Caminhos: Desistência ou Opção?
Olhem! O que vedes vós? Mas olhem! Sereis vós capazes de Ver? Que vedes senhores?
Faltam 19 dias para a Maratona do Porto... e muito provavelmente, eu não a irei correr, pois tenho caminhado e corrido muito numa outra estrada, de árvores ladeada, com sombras frescas e cantos de pássaros. E sabem? Gosto deste caminho, mas ele não me leva à Maratona do Porto 2007.
domingo, 23 de setembro de 2007
I Meia Maratona Sport Zone - a minha prova
Sozinha sigo entre eles num lugar à janela. Muita gente já enche a rua, e de repente avisto um sujeito lá fora, jovem ainda mas com ar quase que diria envelhecido, caminhando sozinho calmamente à beira rio, de mãos atrás das costas, numa atitude reflexiva que emanava uma reconfortante paz e serenidade, quiçá aparente. É o meu amigo Joaquim Margarido!
Mal o autocarro pára, estão ainda a reunir os atletas potenciais vencedores, para lhes darem últimas instruções, já eu corro na peugada do Margarido. Apanho-o e aqueles minutos serenos com ele à beira do Douro, conversando e caminhando enquanto a névoa dava definitivamente lugar ao sol, fizeram-me muito bem!
Está quase na hora da partida e posicionamo-nos de acordo com o nosso nível atlético: bem lá atrás para não estorvar ninguém. Encontro o meu amigo Fonseca, que já muitas vezes me acompanhou em diversas provas. Pensamos seguir os três. O tiro é dado e dá-se início ao passeio. Sim, porque correr naquele percurso é um privilégio. As margens do Douro, o rio, as pontes, as pessoas, a cada passo éramos constantemente presenteados com belíssimos cenários. Como o Porto é uma cidade bonita, vista debaixo de suor e dos nossos passos encantados, procurando um fim, mas desejando que não chegasse.
O Margarido acaba por ir para a frente e sigo com o Fonseca, que me vai rebocando em momentos menos bons, porque os houve, de título e responsabilidade absolutamente pessoal.
Passar a Ponte D.Luís, Vila Nova de Gaia, até à Afurada. Voltar.

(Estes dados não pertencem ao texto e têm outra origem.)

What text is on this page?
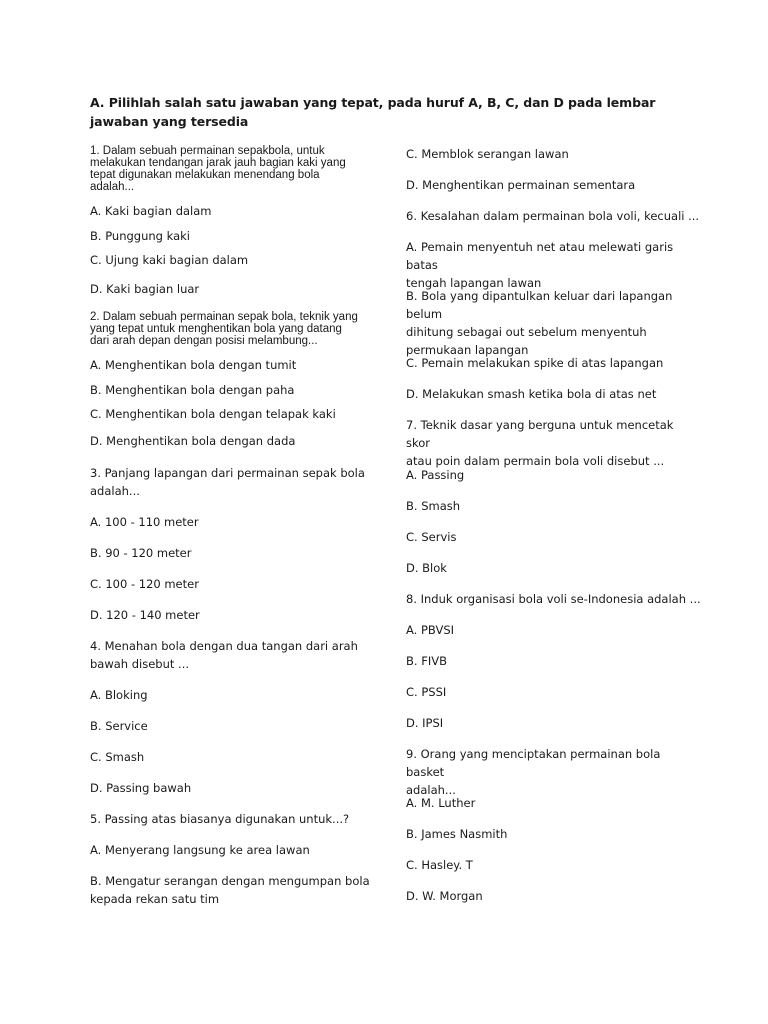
A. Pilihlah salah satu jawaban yang tepat, pada huruf A, B, C, dan D pada lembar jawaban yang tersedia
1. Dalam sebuah permainan sepakbola, untuk
melakukan tendangan jarak jauh bagian kaki yang
tepat digunakan melakukan menendang bola
adalah...
A. Kaki bagian dalam
B. Punggung kaki
C. Ujung kaki bagian dalam
D. Kaki bagian luar
2. Dalam sebuah permainan sepak bola, teknik yang
yang tepat untuk menghentikan bola yang datang
dari arah depan dengan posisi melambung...
A. Menghentikan bola dengan tumit
B. Menghentikan bola dengan paha
C. Menghentikan bola dengan telapak kaki
D. Menghentikan bola dengan dada
3. Panjang lapangan dari permainan sepak bola
adalah...
A. 100 - 110 meter
B. 90 - 120 meter
C. 100 - 120 meter
D. 120 - 140 meter
4. Menahan bola dengan dua tangan dari arah
bawah disebut ...
A. Bloking
B. Service
C. Smash
D. Passing bawah
5. Passing atas biasanya digunakan untuk...?
A. Menyerang langsung ke area lawan
B. Mengatur serangan dengan mengumpan bola
kepada rekan satu tim
C. Memblok serangan lawan
D. Menghentikan permainan sementara
6. Kesalahan dalam permainan bola voli, kecuali ...
A. Pemain menyentuh net atau melewati garis batas
tengah lapangan lawan
B. Bola yang dipantulkan keluar dari lapangan belum
dihitung sebagai out sebelum menyentuh
permukaan lapangan
C. Pemain melakukan spike di atas lapangan
D. Melakukan smash ketika bola di atas net
7. Teknik dasar yang berguna untuk mencetak skor
atau poin dalam permain bola voli disebut ...
A. Passing
B. Smash
C. Servis
D. Blok
8. Induk organisasi bola voli se-Indonesia adalah ...
A. PBVSI
B. FIVB
C. PSSI
D. IPSI
9. Orang yang menciptakan permainan bola basket
adalah...
A. M. Luther
B. James Nasmith
C. Hasley. T
D. W. Morgan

Passar de novo a mesma ponte, voltar à do Freixo e retorno, para agora sim, corrermos para a meta, sempre sem tirar os olhos e o coração do rio, esse leito que se oferece para correr nele a água conduzindo-a ao mar, e hoje nas suas margens corremos nós, conduzidos até onde quisermos ir, pois este rio leva-nos.
Vozes conhecidas no público. Prazer em rever e não parar pois o risco da impossibilidade de recomeçar é grande.

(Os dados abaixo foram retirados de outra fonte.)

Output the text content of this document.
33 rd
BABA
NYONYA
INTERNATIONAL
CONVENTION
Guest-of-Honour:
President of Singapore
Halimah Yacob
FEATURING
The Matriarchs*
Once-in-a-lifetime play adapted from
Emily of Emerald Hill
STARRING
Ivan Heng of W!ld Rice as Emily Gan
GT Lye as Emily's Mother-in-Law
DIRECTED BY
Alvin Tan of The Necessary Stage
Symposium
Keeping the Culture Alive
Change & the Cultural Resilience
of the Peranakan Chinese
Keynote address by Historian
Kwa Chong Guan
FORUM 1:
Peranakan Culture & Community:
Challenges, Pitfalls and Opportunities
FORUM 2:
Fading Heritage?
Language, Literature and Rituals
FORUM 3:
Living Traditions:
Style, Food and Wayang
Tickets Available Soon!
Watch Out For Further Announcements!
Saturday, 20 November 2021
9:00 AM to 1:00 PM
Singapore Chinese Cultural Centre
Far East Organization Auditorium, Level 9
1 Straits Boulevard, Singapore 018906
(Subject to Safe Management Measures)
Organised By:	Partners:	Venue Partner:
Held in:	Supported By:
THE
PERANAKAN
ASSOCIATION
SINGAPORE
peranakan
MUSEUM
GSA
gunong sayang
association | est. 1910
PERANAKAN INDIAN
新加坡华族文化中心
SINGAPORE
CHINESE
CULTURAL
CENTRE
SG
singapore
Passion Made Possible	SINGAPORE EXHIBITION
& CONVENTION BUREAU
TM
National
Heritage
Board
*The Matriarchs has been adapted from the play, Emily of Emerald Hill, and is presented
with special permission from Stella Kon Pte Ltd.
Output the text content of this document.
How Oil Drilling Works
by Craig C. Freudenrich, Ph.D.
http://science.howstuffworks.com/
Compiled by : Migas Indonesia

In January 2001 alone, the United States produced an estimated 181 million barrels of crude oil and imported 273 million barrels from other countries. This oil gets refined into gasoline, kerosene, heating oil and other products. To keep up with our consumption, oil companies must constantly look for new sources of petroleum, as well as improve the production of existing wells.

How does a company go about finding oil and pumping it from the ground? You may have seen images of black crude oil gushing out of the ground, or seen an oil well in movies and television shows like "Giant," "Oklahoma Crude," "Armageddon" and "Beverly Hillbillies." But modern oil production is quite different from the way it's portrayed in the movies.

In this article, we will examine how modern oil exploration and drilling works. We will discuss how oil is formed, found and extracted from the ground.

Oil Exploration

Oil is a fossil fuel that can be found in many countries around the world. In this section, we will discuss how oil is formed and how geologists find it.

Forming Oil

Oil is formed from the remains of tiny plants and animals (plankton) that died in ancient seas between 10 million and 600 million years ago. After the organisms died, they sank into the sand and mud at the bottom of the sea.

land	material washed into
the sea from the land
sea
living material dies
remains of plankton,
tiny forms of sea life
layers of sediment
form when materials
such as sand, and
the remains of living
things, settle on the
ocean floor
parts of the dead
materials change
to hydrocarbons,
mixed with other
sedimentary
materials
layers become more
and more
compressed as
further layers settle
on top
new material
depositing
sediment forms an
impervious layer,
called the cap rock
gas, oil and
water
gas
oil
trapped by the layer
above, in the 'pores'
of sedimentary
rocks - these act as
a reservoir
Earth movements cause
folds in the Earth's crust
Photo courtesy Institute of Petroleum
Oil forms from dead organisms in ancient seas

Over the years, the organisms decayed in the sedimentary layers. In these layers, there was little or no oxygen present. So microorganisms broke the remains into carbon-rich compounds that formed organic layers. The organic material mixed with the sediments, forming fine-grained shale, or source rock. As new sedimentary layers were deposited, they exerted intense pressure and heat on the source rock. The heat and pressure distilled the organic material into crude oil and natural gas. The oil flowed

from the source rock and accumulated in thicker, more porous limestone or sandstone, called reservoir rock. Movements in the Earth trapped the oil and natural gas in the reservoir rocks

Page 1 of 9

O corpo já não o sinto, e corro apenas com os olhos e com o coração. O corpo, simplesmente o atiro para a frente! Um passo, outro passo, sem perder o ritmo de corrida, por mais lenta que fosse. Os olhos no mar, como o rio que corre. E sem dar pelo tempo, cheguei lá. À meta, onde me colocam uma medalha ao peito. Soube bem!
Fiz 2h09m26s. Uma péssima marca, até para mim! Mas que importa isso? Sim, importa alguma coisa. Mas e o resto? Que me deu esta corrida fabulosa? Não, não o consigo colocar em palavras, que são demasiado frias e simples e cruas. Não, não consigo dizer o que sinto, mas de uma coisa tenho a certeza: Valeu a pena ter ido, valeu a pena ter corrido, e voltarei sem dúvida!

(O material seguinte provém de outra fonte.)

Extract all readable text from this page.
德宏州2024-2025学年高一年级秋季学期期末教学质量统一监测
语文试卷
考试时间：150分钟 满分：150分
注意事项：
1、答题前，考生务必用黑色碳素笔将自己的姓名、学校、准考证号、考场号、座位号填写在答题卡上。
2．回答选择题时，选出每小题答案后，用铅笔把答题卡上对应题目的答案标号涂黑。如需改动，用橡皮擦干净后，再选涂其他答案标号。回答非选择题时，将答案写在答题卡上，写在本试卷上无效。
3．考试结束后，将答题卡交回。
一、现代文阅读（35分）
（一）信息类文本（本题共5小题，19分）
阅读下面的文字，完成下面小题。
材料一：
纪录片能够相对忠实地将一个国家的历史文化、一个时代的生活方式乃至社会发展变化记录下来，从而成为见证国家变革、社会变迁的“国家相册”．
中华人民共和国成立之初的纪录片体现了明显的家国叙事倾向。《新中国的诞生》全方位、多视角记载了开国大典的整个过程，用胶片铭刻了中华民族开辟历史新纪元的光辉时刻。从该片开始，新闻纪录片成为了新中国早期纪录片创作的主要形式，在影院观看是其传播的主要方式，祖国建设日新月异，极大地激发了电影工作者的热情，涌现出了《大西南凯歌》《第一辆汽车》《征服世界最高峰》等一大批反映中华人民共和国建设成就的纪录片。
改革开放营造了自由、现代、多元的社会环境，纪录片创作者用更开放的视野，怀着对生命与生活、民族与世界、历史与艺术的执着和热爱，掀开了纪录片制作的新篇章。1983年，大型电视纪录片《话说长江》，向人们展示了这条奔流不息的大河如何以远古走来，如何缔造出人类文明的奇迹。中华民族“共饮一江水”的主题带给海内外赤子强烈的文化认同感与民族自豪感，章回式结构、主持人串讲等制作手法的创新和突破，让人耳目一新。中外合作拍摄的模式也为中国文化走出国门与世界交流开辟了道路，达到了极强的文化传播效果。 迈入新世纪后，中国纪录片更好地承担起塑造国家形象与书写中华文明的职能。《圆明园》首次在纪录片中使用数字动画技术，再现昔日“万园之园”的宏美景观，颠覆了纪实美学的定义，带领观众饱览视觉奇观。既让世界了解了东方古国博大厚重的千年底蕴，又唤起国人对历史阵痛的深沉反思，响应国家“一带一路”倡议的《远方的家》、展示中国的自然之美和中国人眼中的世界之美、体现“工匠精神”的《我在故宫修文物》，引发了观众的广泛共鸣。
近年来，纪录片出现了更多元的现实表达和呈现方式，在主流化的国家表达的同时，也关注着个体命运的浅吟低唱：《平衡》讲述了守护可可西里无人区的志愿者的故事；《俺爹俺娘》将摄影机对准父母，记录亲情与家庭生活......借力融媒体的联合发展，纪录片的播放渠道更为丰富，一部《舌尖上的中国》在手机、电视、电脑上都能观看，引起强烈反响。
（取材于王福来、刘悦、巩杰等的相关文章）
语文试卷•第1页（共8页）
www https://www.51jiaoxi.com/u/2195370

Os meus dois dorsais, que fui "obrigada" a usar:
Resultados da prova em: http://www.runporto.com/MEIA_maratona.htm
1ª Meia Maratona Sport Zone – 23 de Setembro de 2007
Com uma organização exemplar, festejou assim a Sport Zone o seu décimo aniversário e brindou todos os presentes com a competência a que a Runporto já nos habituou.
A prova contou com um bom leque de primeiros planos internacionais e nacionais, mas nem por isso revelou qualquer desprimor para com o atleta de pelotão.
Perto de 1000 atletas completaram a meia maratona e cerca de 11.500 participaram na Mini, não havendo qualquer atropelo no desempenho dos atletas.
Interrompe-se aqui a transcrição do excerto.